As normas que vinculam todo o sistema obstétrico eram constantemente descumpridas e em vez de visualizar um erro das técnicas de saúde empregadas eu visualizava uma violação de direitos e deveres. Comecei a conhecer pessoas que estavam no movimento de humanização do parto na cidade, pessoas inspiradoras cuja vida e dedicação à melhoria da assistência ao parto me incentivaram a conectar o pouco que eu sabia sobre o direito com o que precisava ser transformado.

Ajudei a organizar um evento acadêmico sobre o tema da violência obstétrica com uma amiga do curso de direito, estive no árduo processo de aprovação da lei municipal de doulas de João Pessoa e me inseri no Coletivo pela Humanização do Parto e do Nascimento na Paraíba, quando passei a pensar estratégias para provocação dos atores de justiça sobre a realidade obstétrica do estado.

Aos poucos a causa foi me absorvendo, até que no dia 23 de novembro de 2016, dia do meu aniversário, recebi um telefonema do Ministério Público Federal (MPF) me convocando para uma vaga de estágio. Minha felicidade não tinha fim, eu teria a oportunidade de conectar as pessoas responsáveis pela defesa dos direitos das mulheres à realidade de violações e ao tão pouco discutido tema da violência obstétrica.

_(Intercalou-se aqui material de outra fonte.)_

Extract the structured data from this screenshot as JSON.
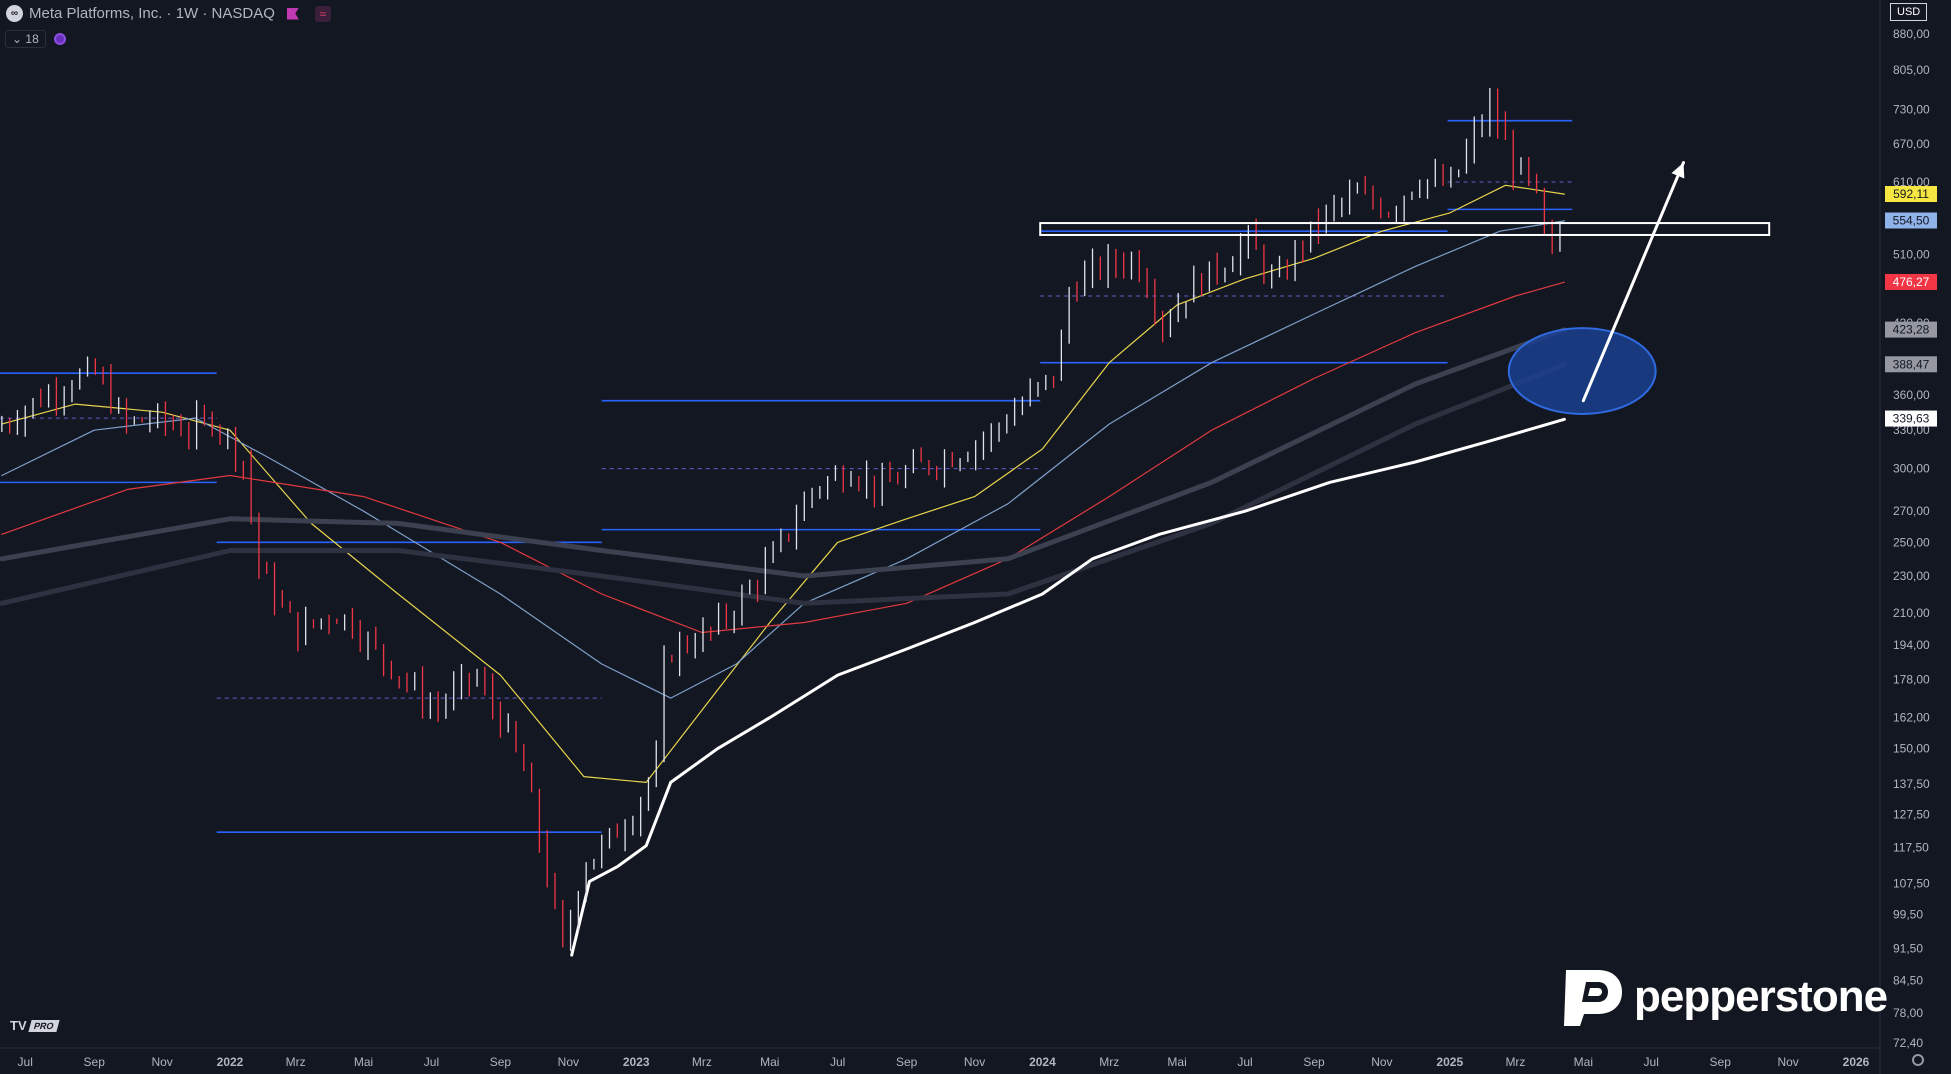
{
  "header": {
    "logo_glyph": "∞",
    "title": "Meta Platforms, Inc. · 1W · NASDAQ",
    "wave_glyph": "≈"
  },
  "indicators": {
    "count": "18",
    "chevron": "⌄"
  },
  "currency": "USD",
  "brand": "pepperstone",
  "branding": {
    "tv_mark": "TV",
    "tv_pro": "PRO"
  },
  "colors": {
    "bg": "#131722",
    "up": "#e0e3eb",
    "down": "#f23645",
    "ema_yellow": "#e8d44d",
    "ema_blue": "#7e9fc8",
    "ema_red": "#e03a3e",
    "ema_white": "#ffffff",
    "level_blue": "#2962ff",
    "dashed_purple": "#6a5acd"
  },
  "chart_data": {
    "type": "candlestick",
    "y_scale": "log",
    "ylim": [
      72.4,
      882
    ],
    "y_ticks": [
      {
        "v": 880,
        "label": "880,00"
      },
      {
        "v": 805,
        "label": "805,00"
      },
      {
        "v": 730,
        "label": "730,00"
      },
      {
        "v": 670,
        "label": "670,00"
      },
      {
        "v": 610,
        "label": "610,00"
      },
      {
        "v": 510,
        "label": "510,00"
      },
      {
        "v": 430,
        "label": "430,00"
      },
      {
        "v": 360,
        "label": "360,00"
      },
      {
        "v": 330,
        "label": "330,00"
      },
      {
        "v": 300,
        "label": "300,00"
      },
      {
        "v": 270,
        "label": "270,00"
      },
      {
        "v": 250,
        "label": "250,00"
      },
      {
        "v": 230,
        "label": "230,00"
      },
      {
        "v": 210,
        "label": "210,00"
      },
      {
        "v": 194,
        "label": "194,00"
      },
      {
        "v": 178,
        "label": "178,00"
      },
      {
        "v": 162,
        "label": "162,00"
      },
      {
        "v": 150,
        "label": "150,00"
      },
      {
        "v": 137.5,
        "label": "137,50"
      },
      {
        "v": 127.5,
        "label": "127,50"
      },
      {
        "v": 117.5,
        "label": "117,50"
      },
      {
        "v": 107.5,
        "label": "107,50"
      },
      {
        "v": 99.5,
        "label": "99,50"
      },
      {
        "v": 91.5,
        "label": "91,50"
      },
      {
        "v": 84.5,
        "label": "84,50"
      },
      {
        "v": 78,
        "label": "78,00"
      },
      {
        "v": 72.4,
        "label": "72,40"
      }
    ],
    "price_labels": [
      {
        "v": 592.11,
        "label": "592,11",
        "bg": "#f5e642",
        "fg": "#131722"
      },
      {
        "v": 554.5,
        "label": "554,50",
        "bg": "#8fb2e8",
        "fg": "#131722"
      },
      {
        "v": 476.27,
        "label": "476,27",
        "bg": "#f23645",
        "fg": "#ffffff"
      },
      {
        "v": 423.28,
        "label": "423,28",
        "bg": "#9598a1",
        "fg": "#131722"
      },
      {
        "v": 388.47,
        "label": "388,47",
        "bg": "#9598a1",
        "fg": "#131722"
      },
      {
        "v": 339.63,
        "label": "339,63",
        "bg": "#ffffff",
        "fg": "#131722"
      }
    ],
    "x_ticks": [
      {
        "d": "2021-07-01",
        "label": "Jul",
        "bold": false
      },
      {
        "d": "2021-09-01",
        "label": "Sep",
        "bold": false
      },
      {
        "d": "2021-11-01",
        "label": "Nov",
        "bold": false
      },
      {
        "d": "2022-01-01",
        "label": "2022",
        "bold": true
      },
      {
        "d": "2022-03-01",
        "label": "Mrz",
        "bold": false
      },
      {
        "d": "2022-05-01",
        "label": "Mai",
        "bold": false
      },
      {
        "d": "2022-07-01",
        "label": "Jul",
        "bold": false
      },
      {
        "d": "2022-09-01",
        "label": "Sep",
        "bold": false
      },
      {
        "d": "2022-11-01",
        "label": "Nov",
        "bold": false
      },
      {
        "d": "2023-01-01",
        "label": "2023",
        "bold": true
      },
      {
        "d": "2023-03-01",
        "label": "Mrz",
        "bold": false
      },
      {
        "d": "2023-05-01",
        "label": "Mai",
        "bold": false
      },
      {
        "d": "2023-07-01",
        "label": "Jul",
        "bold": false
      },
      {
        "d": "2023-09-01",
        "label": "Sep",
        "bold": false
      },
      {
        "d": "2023-11-01",
        "label": "Nov",
        "bold": false
      },
      {
        "d": "2024-01-01",
        "label": "2024",
        "bold": true
      },
      {
        "d": "2024-03-01",
        "label": "Mrz",
        "bold": false
      },
      {
        "d": "2024-05-01",
        "label": "Mai",
        "bold": false
      },
      {
        "d": "2024-07-01",
        "label": "Jul",
        "bold": false
      },
      {
        "d": "2024-09-01",
        "label": "Sep",
        "bold": false
      },
      {
        "d": "2024-11-01",
        "label": "Nov",
        "bold": false
      },
      {
        "d": "2025-01-01",
        "label": "2025",
        "bold": true
      },
      {
        "d": "2025-03-01",
        "label": "Mrz",
        "bold": false
      },
      {
        "d": "2025-05-01",
        "label": "Mai",
        "bold": false
      },
      {
        "d": "2025-07-01",
        "label": "Jul",
        "bold": false
      },
      {
        "d": "2025-09-01",
        "label": "Sep",
        "bold": false
      },
      {
        "d": "2025-11-01",
        "label": "Nov",
        "bold": false
      },
      {
        "d": "2026-01-01",
        "label": "2026",
        "bold": true
      }
    ],
    "price_path": [
      [
        "2021-06-10",
        330
      ],
      [
        "2021-07-10",
        350
      ],
      [
        "2021-08-20",
        375
      ],
      [
        "2021-09-10",
        380
      ],
      [
        "2021-10-05",
        335
      ],
      [
        "2021-11-01",
        340
      ],
      [
        "2021-12-01",
        330
      ],
      [
        "2021-12-25",
        340
      ],
      [
        "2022-01-20",
        305
      ],
      [
        "2022-02-04",
        232
      ],
      [
        "2022-03-10",
        200
      ],
      [
        "2022-04-10",
        210
      ],
      [
        "2022-04-28",
        205
      ],
      [
        "2022-05-12",
        195
      ],
      [
        "2022-06-10",
        180
      ],
      [
        "2022-07-10",
        165
      ],
      [
        "2022-08-15",
        180
      ],
      [
        "2022-09-10",
        160
      ],
      [
        "2022-10-01",
        140
      ],
      [
        "2022-10-27",
        100
      ],
      [
        "2022-11-04",
        90
      ],
      [
        "2022-11-20",
        112
      ],
      [
        "2022-12-10",
        118
      ],
      [
        "2023-01-05",
        128
      ],
      [
        "2023-01-27",
        145
      ],
      [
        "2023-02-03",
        190
      ],
      [
        "2023-03-15",
        200
      ],
      [
        "2023-04-10",
        215
      ],
      [
        "2023-05-10",
        240
      ],
      [
        "2023-06-15",
        285
      ],
      [
        "2023-07-20",
        300
      ],
      [
        "2023-08-15",
        285
      ],
      [
        "2023-09-15",
        300
      ],
      [
        "2023-10-20",
        310
      ],
      [
        "2023-11-20",
        325
      ],
      [
        "2023-12-20",
        352
      ],
      [
        "2024-01-20",
        380
      ],
      [
        "2024-02-02",
        470
      ],
      [
        "2024-03-01",
        495
      ],
      [
        "2024-04-01",
        505
      ],
      [
        "2024-04-26",
        430
      ],
      [
        "2024-05-20",
        470
      ],
      [
        "2024-06-20",
        500
      ],
      [
        "2024-07-10",
        530
      ],
      [
        "2024-08-05",
        470
      ],
      [
        "2024-08-25",
        520
      ],
      [
        "2024-09-20",
        565
      ],
      [
        "2024-10-15",
        590
      ],
      [
        "2024-11-15",
        570
      ],
      [
        "2024-12-10",
        615
      ],
      [
        "2025-01-10",
        605
      ],
      [
        "2025-01-31",
        690
      ],
      [
        "2025-02-14",
        735
      ],
      [
        "2025-03-05",
        640
      ],
      [
        "2025-03-25",
        600
      ],
      [
        "2025-04-07",
        500
      ],
      [
        "2025-04-14",
        540
      ]
    ],
    "moving_averages": [
      {
        "color": "#e8d44d",
        "width": 1.2,
        "points": [
          [
            "2021-06-10",
            335
          ],
          [
            "2021-08-15",
            352
          ],
          [
            "2021-11-01",
            345
          ],
          [
            "2022-01-01",
            330
          ],
          [
            "2022-03-15",
            262
          ],
          [
            "2022-06-01",
            220
          ],
          [
            "2022-09-01",
            180
          ],
          [
            "2022-11-15",
            140
          ],
          [
            "2023-01-10",
            138
          ],
          [
            "2023-03-01",
            165
          ],
          [
            "2023-05-01",
            205
          ],
          [
            "2023-07-01",
            250
          ],
          [
            "2023-09-01",
            265
          ],
          [
            "2023-11-01",
            280
          ],
          [
            "2024-01-01",
            315
          ],
          [
            "2024-03-01",
            390
          ],
          [
            "2024-05-01",
            450
          ],
          [
            "2024-07-01",
            480
          ],
          [
            "2024-09-01",
            505
          ],
          [
            "2024-11-01",
            540
          ],
          [
            "2025-01-01",
            565
          ],
          [
            "2025-02-20",
            605
          ],
          [
            "2025-04-14",
            592
          ]
        ]
      },
      {
        "color": "#7e9fc8",
        "width": 1.2,
        "points": [
          [
            "2021-06-10",
            295
          ],
          [
            "2021-09-01",
            330
          ],
          [
            "2021-12-01",
            340
          ],
          [
            "2022-02-01",
            310
          ],
          [
            "2022-05-01",
            270
          ],
          [
            "2022-09-01",
            220
          ],
          [
            "2022-12-01",
            185
          ],
          [
            "2023-02-01",
            170
          ],
          [
            "2023-04-01",
            185
          ],
          [
            "2023-06-01",
            215
          ],
          [
            "2023-09-01",
            240
          ],
          [
            "2023-12-01",
            275
          ],
          [
            "2024-03-01",
            335
          ],
          [
            "2024-06-01",
            390
          ],
          [
            "2024-09-01",
            440
          ],
          [
            "2024-12-01",
            495
          ],
          [
            "2025-02-15",
            540
          ],
          [
            "2025-04-14",
            554
          ]
        ]
      },
      {
        "color": "#e03a3e",
        "width": 1.2,
        "points": [
          [
            "2021-06-10",
            255
          ],
          [
            "2021-10-01",
            285
          ],
          [
            "2022-01-01",
            295
          ],
          [
            "2022-05-01",
            280
          ],
          [
            "2022-09-01",
            250
          ],
          [
            "2022-12-01",
            220
          ],
          [
            "2023-03-01",
            200
          ],
          [
            "2023-06-01",
            205
          ],
          [
            "2023-09-01",
            215
          ],
          [
            "2023-12-01",
            240
          ],
          [
            "2024-03-01",
            280
          ],
          [
            "2024-06-01",
            330
          ],
          [
            "2024-09-01",
            375
          ],
          [
            "2024-12-01",
            420
          ],
          [
            "2025-03-01",
            460
          ],
          [
            "2025-04-14",
            476
          ]
        ]
      },
      {
        "color": "#3c4150",
        "width": 5,
        "points": [
          [
            "2021-06-10",
            240
          ],
          [
            "2022-01-01",
            265
          ],
          [
            "2022-06-01",
            262
          ],
          [
            "2022-12-01",
            245
          ],
          [
            "2023-06-01",
            230
          ],
          [
            "2023-12-01",
            240
          ],
          [
            "2024-06-01",
            290
          ],
          [
            "2024-12-01",
            370
          ],
          [
            "2025-04-14",
            423
          ]
        ]
      },
      {
        "color": "#2e3240",
        "width": 5,
        "points": [
          [
            "2021-06-10",
            215
          ],
          [
            "2022-01-01",
            245
          ],
          [
            "2022-06-01",
            245
          ],
          [
            "2022-12-01",
            230
          ],
          [
            "2023-06-01",
            215
          ],
          [
            "2023-12-01",
            220
          ],
          [
            "2024-06-01",
            262
          ],
          [
            "2024-12-01",
            335
          ],
          [
            "2025-04-14",
            388
          ]
        ]
      },
      {
        "color": "#ffffff",
        "width": 3,
        "points": [
          [
            "2022-11-04",
            90
          ],
          [
            "2022-11-20",
            108
          ],
          [
            "2022-12-15",
            112
          ],
          [
            "2023-01-10",
            118
          ],
          [
            "2023-02-01",
            138
          ],
          [
            "2023-03-15",
            150
          ],
          [
            "2023-05-01",
            162
          ],
          [
            "2023-07-01",
            180
          ],
          [
            "2023-09-01",
            192
          ],
          [
            "2023-11-01",
            205
          ],
          [
            "2024-01-01",
            220
          ],
          [
            "2024-02-15",
            240
          ],
          [
            "2024-04-15",
            255
          ],
          [
            "2024-07-01",
            270
          ],
          [
            "2024-09-15",
            290
          ],
          [
            "2024-12-01",
            305
          ],
          [
            "2025-02-01",
            320
          ],
          [
            "2025-04-14",
            339
          ]
        ]
      }
    ],
    "horizontal_levels": [
      {
        "y": 380,
        "x1": "2021-06-01",
        "x2": "2021-12-20",
        "color": "#2962ff"
      },
      {
        "y": 290,
        "x1": "2021-06-01",
        "x2": "2021-12-20",
        "color": "#2962ff"
      },
      {
        "y": 250,
        "x1": "2021-12-20",
        "x2": "2022-12-01",
        "color": "#2962ff"
      },
      {
        "y": 122,
        "x1": "2021-12-20",
        "x2": "2022-12-01",
        "color": "#2962ff"
      },
      {
        "y": 355,
        "x1": "2022-12-01",
        "x2": "2023-12-30",
        "color": "#2962ff"
      },
      {
        "y": 258,
        "x1": "2022-12-01",
        "x2": "2023-12-30",
        "color": "#2962ff"
      },
      {
        "y": 390,
        "x1": "2023-12-30",
        "x2": "2024-12-30",
        "color": "#2962ff"
      },
      {
        "y": 540,
        "x1": "2023-12-30",
        "x2": "2024-12-30",
        "color": "#2962ff"
      },
      {
        "y": 710,
        "x1": "2024-12-30",
        "x2": "2025-04-21",
        "color": "#2962ff"
      },
      {
        "y": 570,
        "x1": "2024-12-30",
        "x2": "2025-04-21",
        "color": "#2962ff"
      },
      {
        "y": 340,
        "x1": "2021-06-01",
        "x2": "2021-12-20",
        "color": "#6a5acd",
        "dashed": true
      },
      {
        "y": 170,
        "x1": "2021-12-20",
        "x2": "2022-12-01",
        "color": "#6a5acd",
        "dashed": true
      },
      {
        "y": 300,
        "x1": "2022-12-01",
        "x2": "2023-12-30",
        "color": "#6a5acd",
        "dashed": true
      },
      {
        "y": 460,
        "x1": "2023-12-30",
        "x2": "2024-12-30",
        "color": "#6a5acd",
        "dashed": true
      },
      {
        "y": 610,
        "x1": "2024-12-30",
        "x2": "2025-04-21",
        "color": "#6a5acd",
        "dashed": true
      }
    ],
    "annotations": [
      {
        "kind": "rect",
        "x1": "2023-12-30",
        "x2": "2025-10-15",
        "y1": 551,
        "y2": 535,
        "stroke": "#ffffff"
      },
      {
        "kind": "ellipse",
        "cx": "2025-04-30",
        "cy": 382,
        "rx_days": 66,
        "ry_ratio": 1.112,
        "fill": "#1b3f8f",
        "stroke": "#2f6ae0"
      },
      {
        "kind": "arrow",
        "from": [
          "2025-05-01",
          355
        ],
        "to": [
          "2025-07-30",
          640
        ],
        "color": "#ffffff"
      }
    ]
  }
}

Consegui apresentar o tema à Procuradoria Regional dos Direitos do Cidadão com a ajuda de outras mulheres ativistas do Coletivo e coisas lindas começaram a acontecer. Um ano depois da minha chegada, depois de muitas reuniões sobre o tema, o MPF realizou junto com o Ministério Público da Paraíba, a Defensoria Pública da União e a Defensoria Pública do Estado uma Audiência Pública sobre Violência Obstétrica (link nas referências), cujas convidadas a palestrar eram ninguém menos do que a Dra. Waglânia Freitas, enfermeira obstétrica e professora da UFPB, e a Dra. Melania Amorim, médica obstetra deusa da humanização do parto.

Muito me orgulha dizer que, fruto dessa audiência, desde de março de 2018 a Paraíba conta com o Fórum Interinstitucional Permanente de Prevenção e Combate à Violência Obstétrica (link nas referências). Este não significa um final feliz de contos de fadas para as mulheres da Paraíba, mas é um bom começo para a luta pela mudança, significa que ao menos os instrumentos de efetivação de direitos estão atentos à questão e dispostos a enfrentar as inúmeras dificuldades que estão por vir.

A mudança

Entre o meio de 2017 e o início de 2018, entre outras coisas, eu passei na OAB, ajudei a organizar uma audiência pública, doulei umas mulheres, apresentei monografia sobre violência obstétrica, colei grau na faculdade, me casei com Iuri e, pela vontade do destino, vim morar no Rio de Janeiro. Eita, quanta coisa! Precisei de muita ajuda, muita força divina, muita yoga, florais e massagem ayurvédica para chegar até aqui, mas cheguei cheia de amor e alegria.
Nessa nova fase tenho procurado nutrir o coração de esperança, encorajar a Herlane menina e cultivar as forças necessárias para construir redes e buscar espaços de atuação tanto como doula e educadora perinatal, quanto como advogada. Que venha muito trabalho nessa terra de gente com coração aberto.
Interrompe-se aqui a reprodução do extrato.